Giant Toad - Bufo marinus (invasive)
woodpecker with bubble popping sound
Description & Identification:
Extremely large, reaching up to 6" (15cm). Dorsum usually brown or grayish with occasional cream spots scattered over the back, sides, and legs; back and legs covered with spiny warts; underside is creamy yellow, sometimes flecked with black; parotoid are large, extending over the shoulders.

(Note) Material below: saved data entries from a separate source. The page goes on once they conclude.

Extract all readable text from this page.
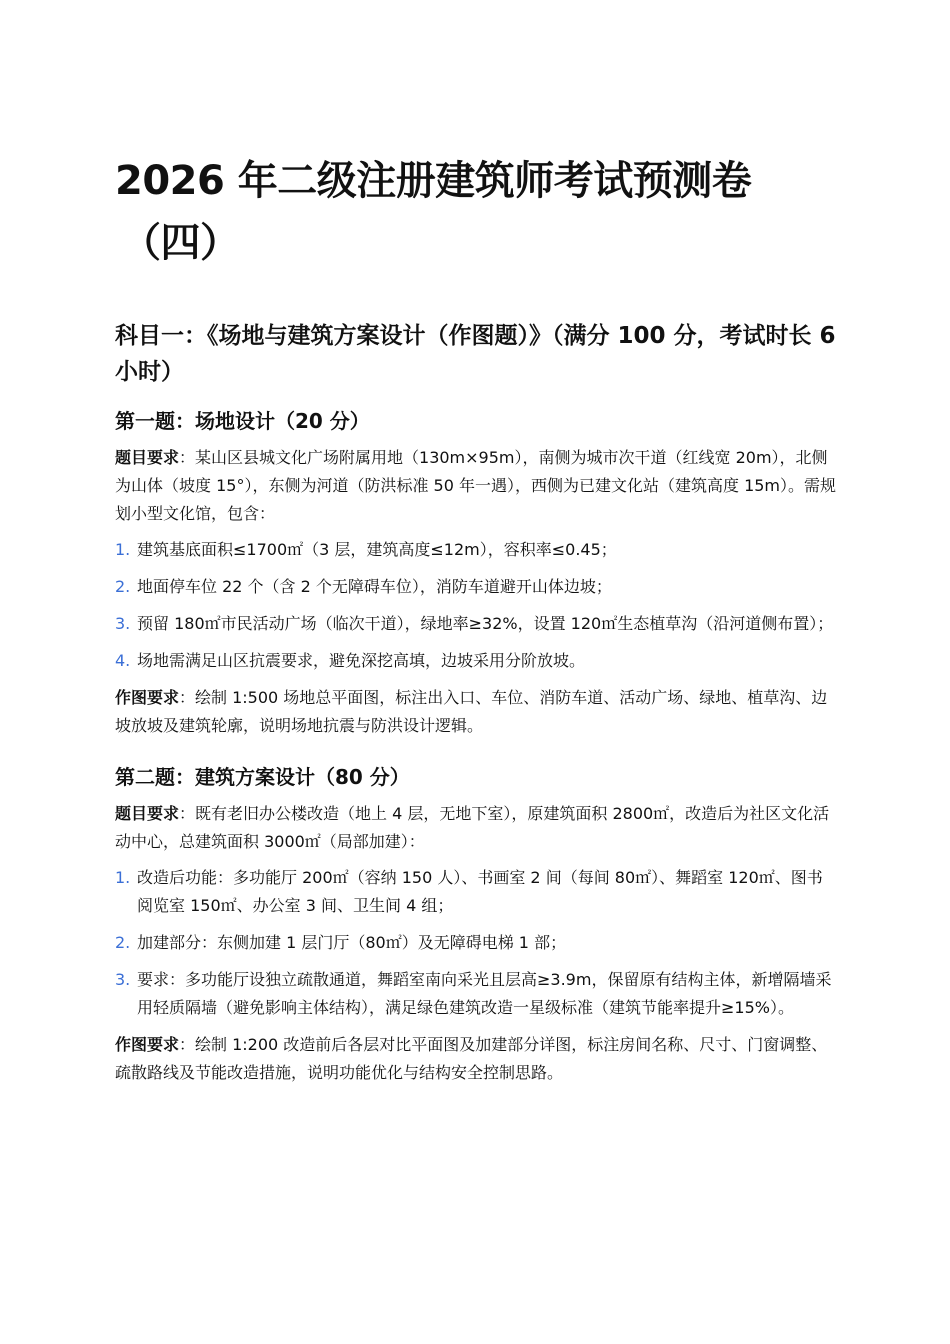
2026 年二级注册建筑师考试预测卷
（四）
科目一：《场地与建筑方案设计（作图题）》（满分 100 分，考试时长 6 小时）
第一题：场地设计（20 分）

题目要求：某山区县城文化广场附属用地（130m×95m），南侧为城市次干道（红线宽 20m），北侧为山体（坡度 15°），东侧为河道（防洪标准 50 年一遇），西侧为已建文化站（建筑高度 15m）。需规划小型文化馆，包含：

1. 建筑基底面积≤1700㎡（3 层，建筑高度≤12m），容积率≤0.45；
2. 地面停车位 22 个（含 2 个无障碍车位），消防车道避开山体边坡；
3. 预留 180㎡市民活动广场（临次干道），绿地率≥32%，设置 120㎡生态植草沟（沿河道侧布置）；
4. 场地需满足山区抗震要求，避免深挖高填，边坡采用分阶放坡。

作图要求：绘制 1:500 场地总平面图，标注出入口、车位、消防车道、活动广场、绿地、植草沟、边坡放坡及建筑轮廓，说明场地抗震与防洪设计逻辑。

第二题：建筑方案设计（80 分）

题目要求：既有老旧办公楼改造（地上 4 层，无地下室），原建筑面积 2800㎡，改造后为社区文化活动中心，总建筑面积 3000㎡（局部加建）：

1. 改造后功能：多功能厅 200㎡（容纳 150 人）、书画室 2 间（每间 80㎡）、舞蹈室 120㎡、图书阅览室 150㎡、办公室 3 间、卫生间 4 组；
2. 加建部分：东侧加建 1 层门厅（80㎡）及无障碍电梯 1 部；
3. 要求：多功能厅设独立疏散通道，舞蹈室南向采光且层高≥3.9m，保留原有结构主体，新增隔墙采用轻质隔墙（避免影响主体结构），满足绿色建筑改造一星级标准（建筑节能率提升≥15%）。

作图要求：绘制 1:200 改造前后各层对比平面图及加建部分详图，标注房间名称、尺寸、门窗调整、疏散路线及节能改造措施，说明功能优化与结构安全控制思路。
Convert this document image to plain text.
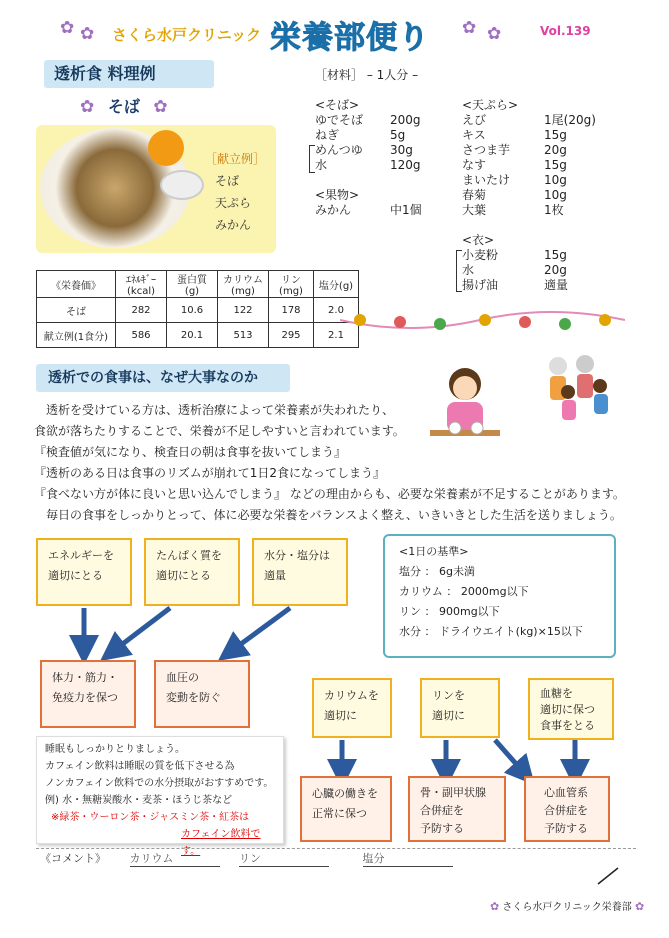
✿ ✿ さくら水戸クリニック 栄養部便り ✿ ✿	Vol.139
透析食 料理例
✿ そば ✿
［献立例］
そば
天ぷら
みかん
［材料］ – 1人分 –
<そば>
ゆでそば	200g
ねぎ	5g
めんつゆ	30g
水	120g
<果物>
みかん	中1個
<天ぷら>
えび	1尾(20g)
キス	15g
さつま芋	20g
なす	15g
まいたけ	10g
春菊	10g
大葉	1枚
<衣>
小麦粉	15g
水	20g
揚げ油	適量
《栄養価》	ｴﾈﾙｷﾞｰ(kcal)	蛋白質(g)	カリウム(mg)	リン(mg)	塩分(g)
そば	282	10.6	122	178	2.0
献立例(1食分)	586	20.1	513	295	2.1
透析での食事は、なぜ大事なのか
透析を受けている方は、透析治療によって栄養素が失われたり、
食欲が落ちたりすることで、栄養が不足しやすいと言われています。
『検査値が気になり、検査日の朝は食事を抜いてしまう』
『透析のある日は食事のリズムが崩れて1日2食になってしまう』
『食べない方が体に良いと思い込んでしまう』 などの理由からも、必要な栄養素が不足することがあります。
毎日の食事をしっかりとって、体に必要な栄養をバランスよく整え、いきいきとした生活を送りましょう。
エネルギーを
適切にとる
たんぱく質を
適切にとる
水分・塩分は
適量
<1日の基準>
塩分 ： 6g未満
カリウム ： 2000mg以下
リン ： 900mg以下
水分 ： ドライウエイト(kg)×15以下
体力・筋力・
免疫力を保つ
血圧の
変動を防ぐ	カリウムを
適切に
リンを
適切に
血糖を
適切に保つ
食事をとる
睡眠もしっかりとりましょう。
カフェイン飲料は睡眠の質を低下させる為
ノンカフェイン飲料での水分摂取がおすすめです。
例) 水・無糖炭酸水・麦茶・ほうじ茶など
※緑茶・ウーロン茶・ジャスミン茶・紅茶は
カフェイン飲料です。
心臓の働きを
正常に保つ
骨・副甲状腺
合併症を
予防する
心血管系
合併症を
予防する
《コメント》 カリウム	リン	塩分
✿ さくら水戸クリニック栄養部 ✿
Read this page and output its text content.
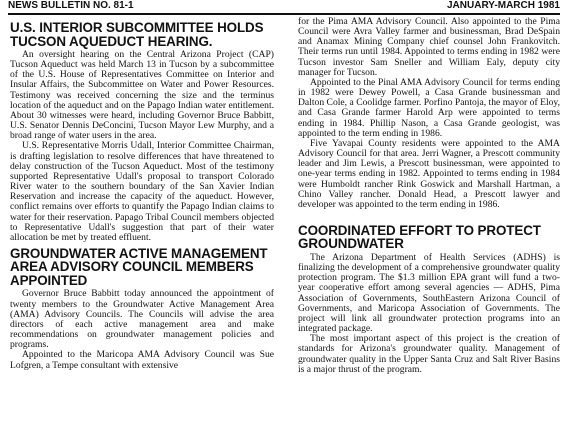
NEWS BULLETIN NO. 81-1	JANUARY-MARCH 1981
U.S. INTERIOR SUBCOMMITTEE HOLDS TUCSON AQUEDUCT HEARING.

An oversight hearing on the Central Arizona Project (CAP) Tucson Aqueduct was held March 13 in Tucson by a subcommittee of the U.S. House of Representatives Committee on Interior and Insular Affairs, the Subcommittee on Water and Power Resources. Testimony was received concerning the size and the terminus location of the aqueduct and on the Papago Indian water entitlement. About 30 witnesses were heard, including Governor Bruce Babbitt, U.S. Senator Dennis DeConcini, Tucson Mayor Lew Murphy, and a broad range of water users in the area.

U.S. Representative Morris Udall, Interior Committee Chairman, is drafting legislation to resolve differences that have threatened to delay construction of the Tucson Aqueduct. Most of the testimony supported Representative Udall's proposal to transport Colorado River water to the southern boundary of the San Xavier Indian Reservation and increase the capacity of the aqueduct. However, conflict remains over efforts to quantify the Papago Indian claims to water for their reservation. Papago Tribal Council members objected to Representative Udall's suggestion that part of their water allocation be met by treated effluent.

GROUNDWATER ACTIVE MANAGEMENT AREA ADVISORY COUNCIL MEMBERS APPOINTED

Governor Bruce Babbitt today announced the appointment of twenty members to the Groundwater Active Management Area (AMA) Advisory Councils. The Councils will advise the area directors of each active management area and make recommendations on groundwater management policies and programs.

Appointed to the Maricopa AMA Advisory Council was Sue Lofgren, a Tempe consultant with extensive

for the Pima AMA Advisory Council. Also appointed to the Pima Council were Avra Valley farmer and businessman, Brad DeSpain and Anamax Mining Company chief counsel John Frankovitch. Their terms run until 1984. Appointed to terms ending in 1982 were Tucson investor Sam Sneller and William Ealy, deputy city manager for Tucson.

Appointed to the Pinal AMA Advisory Council for terms ending in 1982 were Dewey Powell, a Casa Grande businessman and Dalton Cole, a Coolidge farmer. Porfino Pantoja, the mayor of Eloy, and Casa Grande farmer Harold Arp were appointed to terms ending in 1984. Phillip Nason, a Casa Grande geologist, was appointed to the term ending in 1986.

Five Yavapai County residents were appointed to the AMA Advisory Council for that area. Jerri Wagner, a Prescott community leader and Jim Lewis, a Prescott businessman, were appointed to one-year terms ending in 1982. Appointed to terms ending in 1984 were Humboldt rancher Rink Goswick and Marshall Hartman, a Chino Valley rancher. Donald Head, a Prescott lawyer and developer was appointed to the term ending in 1986.

COORDINATED EFFORT TO PROTECT GROUNDWATER

The Arizona Department of Health Services (ADHS) is finalizing the development of a comprehensive groundwater quality protection program. The $1.3 million EPA grant will fund a two-year cooperative effort among several agencies — ADHS, Pima Association of Governments, SouthEastern Arizona Council of Governments, and Maricopa Association of Governments. The project will link all groundwater protection programs into an integrated package.

The most important aspect of this project is the creation of standards for Arizona's groundwater quality. Management of groundwater quality in the Upper Santa Cruz and Salt River Basins is a major thrust of the program.
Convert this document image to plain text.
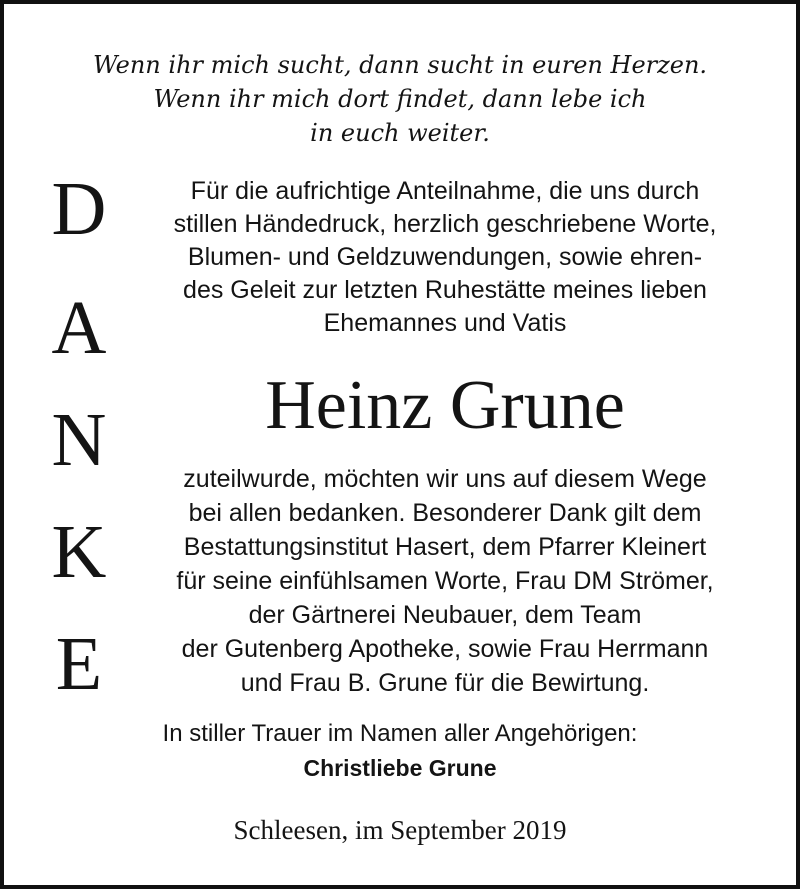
Wenn ihr mich sucht, dann sucht in euren Herzen.
Wenn ihr mich dort findet, dann lebe ich
in euch weiter.
D
A
N
K
E
Für die aufrichtige Anteilnahme, die uns durch
stillen Händedruck, herzlich geschriebene Worte,
Blumen- und Geldzuwendungen, sowie ehren-
des Geleit zur letzten Ruhestätte meines lieben
Ehemannes und Vatis
Heinz Grune
zuteilwurde, möchten wir uns auf diesem Wege
bei allen bedanken. Besonderer Dank gilt dem
Bestattungsinstitut Hasert, dem Pfarrer Kleinert
für seine einfühlsamen Worte, Frau DM Strömer,
der Gärtnerei Neubauer, dem Team
der Gutenberg Apotheke, sowie Frau Herrmann
und Frau B. Grune für die Bewirtung.
In stiller Trauer im Namen aller Angehörigen:
Christliebe Grune
Schleesen, im September 2019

Eggs are laid in two strings on the surface or are wrapped around objects in the water; laid from late spring into summer in temporay pools and roadside ditches; hatch in approximately 3 days. Tadpoles are jet black above and silvery white with black spots below. Metamorphose in 45-50 days.
Habitat & Behaviors:
This non-indigenous toad was initially introduced into sugar cane fields of south Florida in an effort to control insects but it is now well established and expanding into urban areas of central Florida. This toad may be found in temporary pools of water or roadside ditches and is commonly seen around suburban street lights. These toads will not only eat insects but may consume dog or cat food. Their parotoid glands contain a potent bufotoxin which if ingested will cause illness or death.
Southern toad has two ridges behind the eyes that end in bulbs in front of the parotoid glands. Oak toad is tiny, has an orange stripe down the center of the back, and small parotoid glands.
A deep, sluggish trill, somewhat resembling a bubbly woodpecker; generally call from urban areas; throughout the year, especially during warm, wet periods from early spring to autumn.